Soumy, Koursk, et le retour d’une menace que l’on croyait contenue

La direction de la Slobozhanchtchyna du Nord, qui englobe la frontière avec l’oblast russe de Koursk, a connu huit accrochages en une journée. Le chiffre paraît modeste, comparé aux concentrations vues plus au sud. Il ne l’est pas. Il signale une chose précise : la Russie maintient une pression continue sur ce secteur, là où l’armée ukrainienne avait mené, à l’été 2024, son incursion historique en territoire russe. Les forces russes ont mené 80 bombardements dans la zone, dont quatre par lance-roquettes multiples. Des frappes aériennes ont visé les localités de Loujky, Poustohorod et Vilna Sloboda, dans l’oblast de Soumy. Ce sont des villages. Des villages avec des écoles, des cimetières, des routes mal entretenues, des silos à grain.

La Slobozhanchtchyna du Sud a connu une activité bien plus intense : douze assauts russes dans les secteurs de Lyman, Veterynarne, Kolodiazne, Synelnykove et Starytsia. Cette zone, située au nord-est de Kharkiv, reste un point de friction permanent. Moscou n’a jamais renoncé à exercer une menace sur la deuxième ville d’Ukraine, et chaque tentative locale, même repoussée, sert un objectif plus large : fixer des troupes ukrainiennes dans une région où elles seraient utiles ailleurs. C’est l’arithmétique brutale de cette guerre. Chaque kilomètre défendu au nord est un kilomètre qui manque au sud. Les commandants ukrainiens le savent. Ils jouent en permanence avec une couverture trop courte, et ils le font depuis des mois sans que cela ne se voie sur la ligne de contact.

Il y a quelque chose de profondément injuste dans la façon dont ces chiffres s’accumulent sans provoquer de réaction. Huit accrochages, douze assauts, quatre-vingts bombardements. On lit ça le matin avec son café. Et la vie continue, ailleurs, comme si ces villages n’existaient pas.

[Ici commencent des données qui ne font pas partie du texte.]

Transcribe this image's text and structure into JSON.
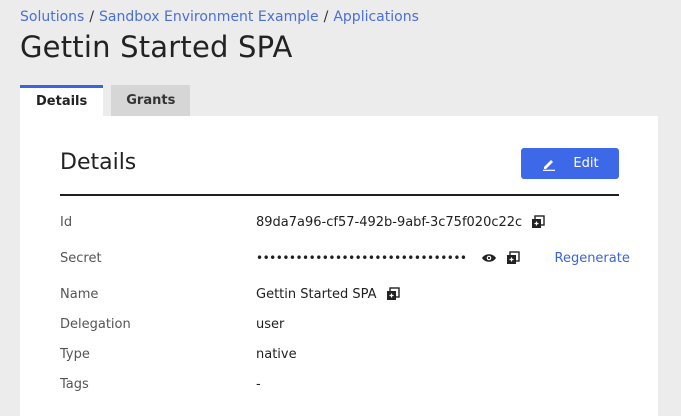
{
  "breadcrumb": {
    "items": [
      "Solutions",
      "Sandbox Environment Example",
      "Applications"
    ],
    "separator": "/"
  },
  "page_title": "Gettin Started SPA",
  "tabs": [
    {
      "label": "Details",
      "active": true
    },
    {
      "label": "Grants",
      "active": false
    }
  ],
  "details": {
    "title": "Details",
    "edit_label": "Edit",
    "edit_icon": "pencil-icon",
    "fields": {
      "id": {
        "label": "Id",
        "value": "89da7a96-cf57-492b-9abf-3c75f020c22c"
      },
      "secret": {
        "label": "Secret",
        "value": "••••••••••••••••••••••••••••••••",
        "regenerate_label": "Regenerate"
      },
      "name": {
        "label": "Name",
        "value": "Gettin Started SPA"
      },
      "delegation": {
        "label": "Delegation",
        "value": "user"
      },
      "type": {
        "label": "Type",
        "value": "native"
      },
      "tags": {
        "label": "Tags",
        "value": "-"
      }
    }
  },
  "colors": {
    "accent": "#3d68e8",
    "link": "#4a6fd8",
    "background": "#ececec",
    "panel": "#ffffff"
  }
}
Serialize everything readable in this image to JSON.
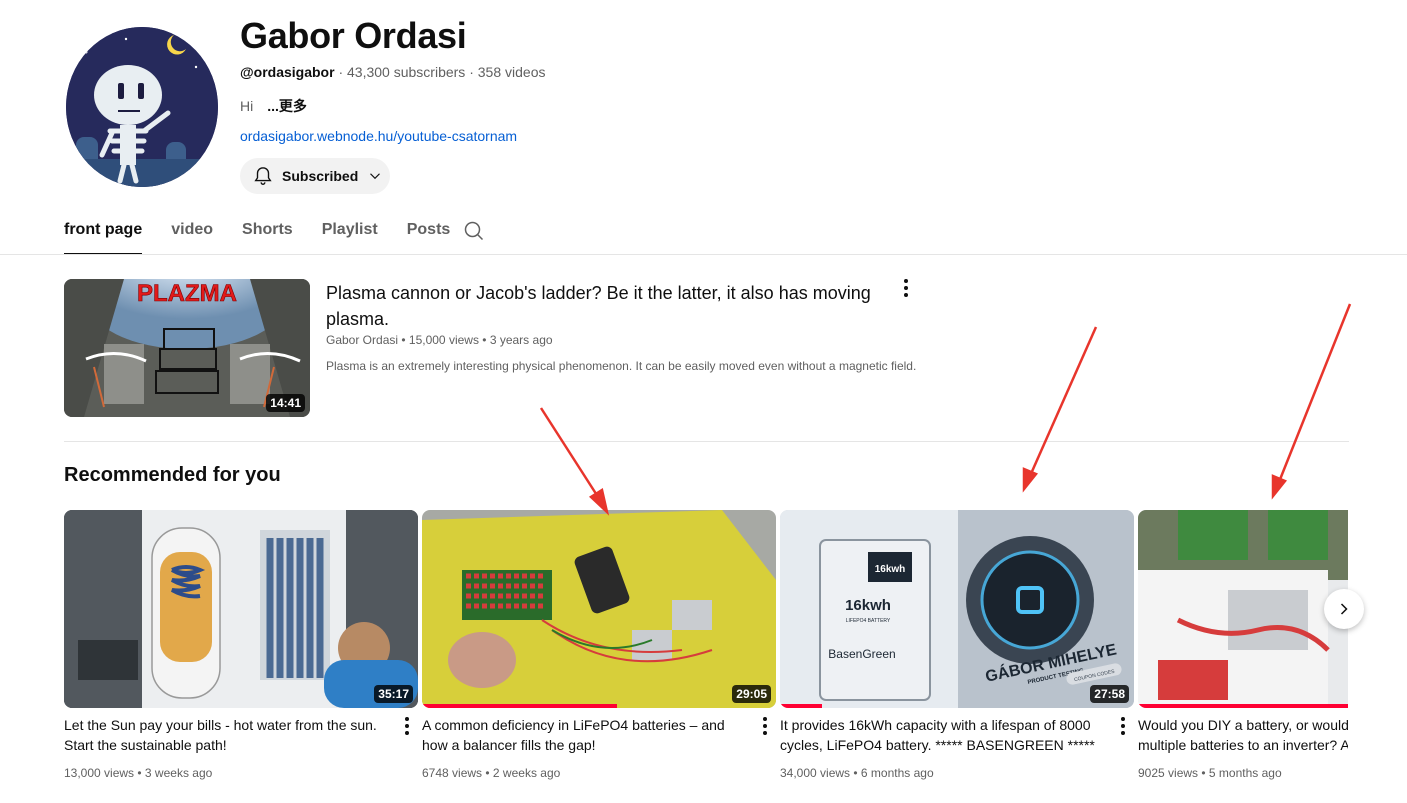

Koupiansk et Lyman : la guerre des grignotages

Quand l’avancée russe se mesure en mètres et en ruines

Dans la direction de Koupiansk, les défenseurs ukrainiens ont stoppé trois attaques russes, près de Chyikivka et de Koupiansk même. Trois assauts repoussés, c’est trois assauts qui ne deviendront pas une percée. Mais c’est aussi trois assauts qui reviendront demain, après-demain, la semaine prochaine. La logique russe à Koupiansk est celle d’un marteau patient qui finit par fendre la pierre. La ville a été libérée par l’Ukraine en septembre 2022. Depuis, Moscou tente d’y revenir. Sans succès majeur. Mais avec une constance qui finit par fatiguer les nerfs autant que les corps.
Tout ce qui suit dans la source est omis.